Using PVC to bind runner to save terraform state file during crash

Hello,

When terraform runner pod is killed or crashed on kubernetes cluster, we find that terraform state file is also getting deleted along with pod and having mismatch with resources.
I am working on a solution to use PVC as an option to store our terraform state file by bounding PVC with runner pod.
I am making the change in config.toml file by adding

[[runners.kubernetes.volumes.pvc]]
  name = "runner-claim"
  mount_path = "/builds"
 driver = "kubernetes.io/aws-ebs"

By making this change, I am able to bind PVC with runner. But when I tested this, Killing the runner pod and rerunning the gitlab job to create a runner (and binding to same PVC) to create the infrastructure again is creating duplicate resources. This means that it is not able to pick up the previously created terraform state file on pod which was killed
Can anyone advise on my solution that terraform state can saved on disk which can be rebounded with pod by using PVC.

Thanks,
Sandeep

Are you using local state files or a remote state location (e.g. S3 buckets)?

Or is this that you are killing a Terraform run before it has been completed? If so, it is expected that this would cause issues. Terraform should not be killed forcefully and needs to be allowed to finish the process, at which time the state file is updated - you want to be using remote state (S3, database, etc.) rather than a local disk.

If Terraform is killed without being allowed to complete any changes that have actually happened will not be recorded in the state file. As a result you’d need to manually fix things - importing resources that were created or using terraform state rm to remove what has been destroyed.

Hi stuart-c,
Thanks for your reply. We are storing terraform state file in S3 backend and S3 backend files are updated after the successful completion of terraform.
We are working on a solution in which gitlab runner is crashed by itself when terraform apply command is running and this cause issues with several resources that has been created as those resources does not have any terraform state file linked and posted on S3.
For this reason to store the terraform state file, we are trying to use PVC attaching with gitlab runner pod where terraform apply script is executed. We expect it should store some portion of state file that can used/updated on the next run of runner while attaching the same PVC when earlier one was crashed.
We want to avoid manual work like using terraform import or terraform state rm and want our pipelines by itself handles all kinds of crash of runner when terraform apply runs. Is our solution looks feasible to you? Does terraform updates the terraform state file in runner on disk that we can use after attaching the PVC.
Thanks,

With remote state I don’t think there is anything on disk at all - the state download from S3 is held in memory until it is sent back to S3 once the run finishes.

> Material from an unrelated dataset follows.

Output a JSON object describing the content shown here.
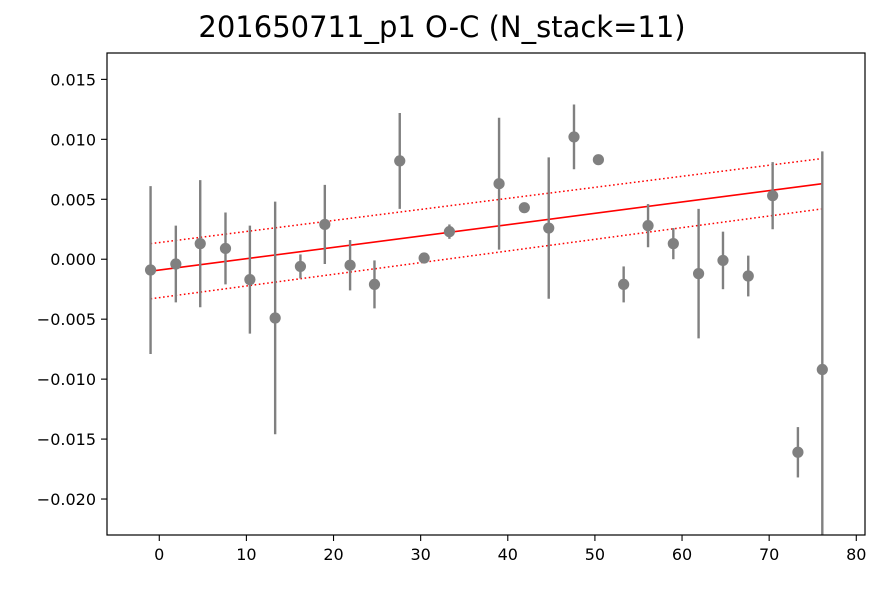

You will need to either work on ensuring your runner doesn’t get killed or accept that you will occasionally need to use import and state rm to fix things - we very rarely see issues like this as Terraform runs don’t get killed.

Hi Stuart-c,
You mean that we don’t have temporary file created that will hold the partial data on this disk when we use S3 as a backend.
If we don’t use the remote backend and use the local backend as gitlab runner to hold terraform state file. will then it creates the temporary files on disk that can bounded with PVC and rebounded to new runner when it crashed and job restarted. What do you think?

Thanks,

I would imagine it still might hold things in memory.

Whatever you try killing Terraform is likely to result in a state file being out of sync with reality in many situations, with the resulting manual fixing being needed.

I would suggest focussing your efforts on stopping Terraform being killed in the first place.